La qualité que vous préférez chez les autres ? Sans aucune hésitation l’écoute

Votre principal défaut ? J’ai du mal à dire non, et ma femme ajouterait que je suis souvent en retard.

Votre idée du bonheur ? Le bonheur passe nécessairement par la famille dans un endroit simple et sans wifi ! (autant pour mes enfants que pour moi !)

Si vous pouviez être une autre personne ? Un charpentier marin dans l’usine de Carlo Riva sur le lac d’Iseo. D’abord parce que je suis fasciné par les métiers manuels, et puis parce que Riva est pour moi l’emblème du design italien, du savoir-faire industriel combiné au génie du marketing et du luxe.

Votre chanson de musique italienne préférée ? J’aime beaucoup Jovanotti et toutes les chansons de son album « ORA » que j’ai dû écouter en boucle !

Votre film italien préféré ? Un film de Ozpetek : Mine Vaganti, une comédie certes légère mais qui aborde des thèmes plus sérieux dans une famille italienne industrielle des Pouilles : une bombe à retardement !

Votre actrice italienne préférée ? Monica Bellucci évidemment.

Votre acteur italien ? Je reste très contemporain là aussi, mais Nanni Moretti qui combine la casquette d’acteur, de scénariste et de réalisateur, reste sans doute une des personnes qui compte le plus dans le cinéma italien.

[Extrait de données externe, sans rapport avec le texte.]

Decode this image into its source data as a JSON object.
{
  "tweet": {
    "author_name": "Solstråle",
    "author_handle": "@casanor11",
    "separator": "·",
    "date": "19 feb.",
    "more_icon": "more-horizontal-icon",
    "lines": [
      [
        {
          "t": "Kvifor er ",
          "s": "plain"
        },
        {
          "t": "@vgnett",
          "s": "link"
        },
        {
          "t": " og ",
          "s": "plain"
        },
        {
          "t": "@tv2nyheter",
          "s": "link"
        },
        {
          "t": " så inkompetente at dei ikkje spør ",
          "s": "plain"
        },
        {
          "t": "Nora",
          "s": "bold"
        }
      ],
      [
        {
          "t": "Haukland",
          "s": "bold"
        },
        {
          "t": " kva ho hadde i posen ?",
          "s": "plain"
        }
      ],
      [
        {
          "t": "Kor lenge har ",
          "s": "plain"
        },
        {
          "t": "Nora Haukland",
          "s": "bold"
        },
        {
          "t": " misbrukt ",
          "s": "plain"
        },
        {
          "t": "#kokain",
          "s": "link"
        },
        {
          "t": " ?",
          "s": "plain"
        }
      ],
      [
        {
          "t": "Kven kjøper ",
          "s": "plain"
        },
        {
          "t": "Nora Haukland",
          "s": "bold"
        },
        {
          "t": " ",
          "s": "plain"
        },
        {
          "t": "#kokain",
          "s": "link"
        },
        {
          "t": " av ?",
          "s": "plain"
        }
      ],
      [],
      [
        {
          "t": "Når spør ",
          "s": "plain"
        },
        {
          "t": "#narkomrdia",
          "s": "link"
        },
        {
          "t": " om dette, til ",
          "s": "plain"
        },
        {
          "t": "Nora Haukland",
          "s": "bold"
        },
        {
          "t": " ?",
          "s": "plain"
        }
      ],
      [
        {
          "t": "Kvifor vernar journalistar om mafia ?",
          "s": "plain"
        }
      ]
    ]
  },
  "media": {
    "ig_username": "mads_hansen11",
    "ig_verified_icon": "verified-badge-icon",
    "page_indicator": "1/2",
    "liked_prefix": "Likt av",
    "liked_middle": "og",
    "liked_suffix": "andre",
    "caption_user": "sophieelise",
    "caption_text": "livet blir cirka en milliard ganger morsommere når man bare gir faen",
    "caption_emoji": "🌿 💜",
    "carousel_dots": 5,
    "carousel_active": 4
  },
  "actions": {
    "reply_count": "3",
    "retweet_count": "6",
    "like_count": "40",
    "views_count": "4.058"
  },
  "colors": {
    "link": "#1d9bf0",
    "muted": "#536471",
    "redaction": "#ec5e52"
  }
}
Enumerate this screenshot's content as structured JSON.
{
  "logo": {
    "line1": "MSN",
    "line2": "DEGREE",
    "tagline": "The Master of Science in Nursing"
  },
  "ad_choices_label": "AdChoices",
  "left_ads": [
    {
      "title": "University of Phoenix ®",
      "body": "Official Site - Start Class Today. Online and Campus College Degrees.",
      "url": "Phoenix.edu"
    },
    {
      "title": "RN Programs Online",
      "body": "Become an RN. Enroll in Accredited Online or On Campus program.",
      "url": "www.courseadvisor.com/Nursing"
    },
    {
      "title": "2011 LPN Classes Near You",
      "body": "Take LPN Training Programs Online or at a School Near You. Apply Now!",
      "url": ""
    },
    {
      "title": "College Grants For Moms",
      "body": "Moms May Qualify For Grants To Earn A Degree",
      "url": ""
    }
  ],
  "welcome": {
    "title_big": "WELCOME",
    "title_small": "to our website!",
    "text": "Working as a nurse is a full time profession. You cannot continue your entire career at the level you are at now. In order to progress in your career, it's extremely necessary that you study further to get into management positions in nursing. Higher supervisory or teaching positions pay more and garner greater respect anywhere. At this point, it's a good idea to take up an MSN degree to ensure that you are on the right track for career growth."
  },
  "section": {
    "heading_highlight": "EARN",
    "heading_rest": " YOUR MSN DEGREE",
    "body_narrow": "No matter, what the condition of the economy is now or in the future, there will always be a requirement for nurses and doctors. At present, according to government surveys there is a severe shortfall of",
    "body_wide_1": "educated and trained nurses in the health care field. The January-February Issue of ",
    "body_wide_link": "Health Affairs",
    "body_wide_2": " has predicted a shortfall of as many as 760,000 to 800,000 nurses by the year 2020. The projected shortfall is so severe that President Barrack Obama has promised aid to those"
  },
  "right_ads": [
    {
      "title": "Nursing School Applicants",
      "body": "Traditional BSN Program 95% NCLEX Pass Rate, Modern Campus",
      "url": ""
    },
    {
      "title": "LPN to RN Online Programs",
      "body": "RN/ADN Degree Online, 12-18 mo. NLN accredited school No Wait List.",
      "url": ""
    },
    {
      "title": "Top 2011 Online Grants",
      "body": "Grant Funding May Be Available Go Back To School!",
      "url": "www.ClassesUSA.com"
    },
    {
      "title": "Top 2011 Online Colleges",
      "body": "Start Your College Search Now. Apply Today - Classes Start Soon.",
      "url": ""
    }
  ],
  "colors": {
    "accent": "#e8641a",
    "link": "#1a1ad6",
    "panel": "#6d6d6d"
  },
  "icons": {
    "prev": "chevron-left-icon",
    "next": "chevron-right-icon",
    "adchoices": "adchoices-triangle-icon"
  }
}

Votre plat et votre boisson préférés de la cuisine italienne ? Les agnolotti dans la région des Langhe nature ou aux truffes, quand la saison le permet. Pour le vin, je dirais un Nebbiolo des collines de La Morra.

Quelle ville italienne vous a impressionné le plus ? Milan bien entendu, cette ville a tellement de facettes différentes !

Quel monument ou œuvre d’art représente le mieux l’Italie ? Le Cenacolo sans hésitation, chaque visite est une révélation.

Ce que vous aimez par-dessus tout chez les Italiens ? Leur accueil et leur bonne humeur ; et leur capacité à réaliser l’impossible au travail.

Ce que vous détestez par-dessus tout (attention ! honnêtement) chez les Italiens ? Le respect de la hiérarchie et des nombreux codes présents. Est-ce parce qu’en Italie il n’y a pas de 14 juillet 1789 ?

La couleur que vous préférez ? Le bleu.

L’auteur italien favori ? J’ai un peu honte mais je vais être franc : les auteurs Carducci, De Amicis m’évoquent plus des stations de métro ou des noms de rue. J’ai été très touché par le livre de Primo Levi « Si c’est un homme », et plus contemporain, j’apprécie les analyses du journaliste écrivain incontournable Alberto Toscano que j’ai eu le plaisir d’écouter à Milan en 2009.

Quel est le héros dans la vie réelle qui vous inspire ? Je dis, là encore sans hésiter, ma femme, qui arrive à conjuguer toujours dans la bonne humeur et dans la simplicité sa vie professionnelle (médecin spécialiste dans un grand hôpital marseillais), sa vie familiale (nous avons 4 enfants de 3 à 16 ans !) et sa vie sociale avec son large groupe d’amis.

Le don de la nature que vous auriez aimé avoir ? L’oreille musicale (bon, il paraît que cela se travaille).

La plus importante des vertus ? Le courage pour relever ses propres défis en toute humilité.

Votre devise ? Celle des scouts : « Toujours prêt ».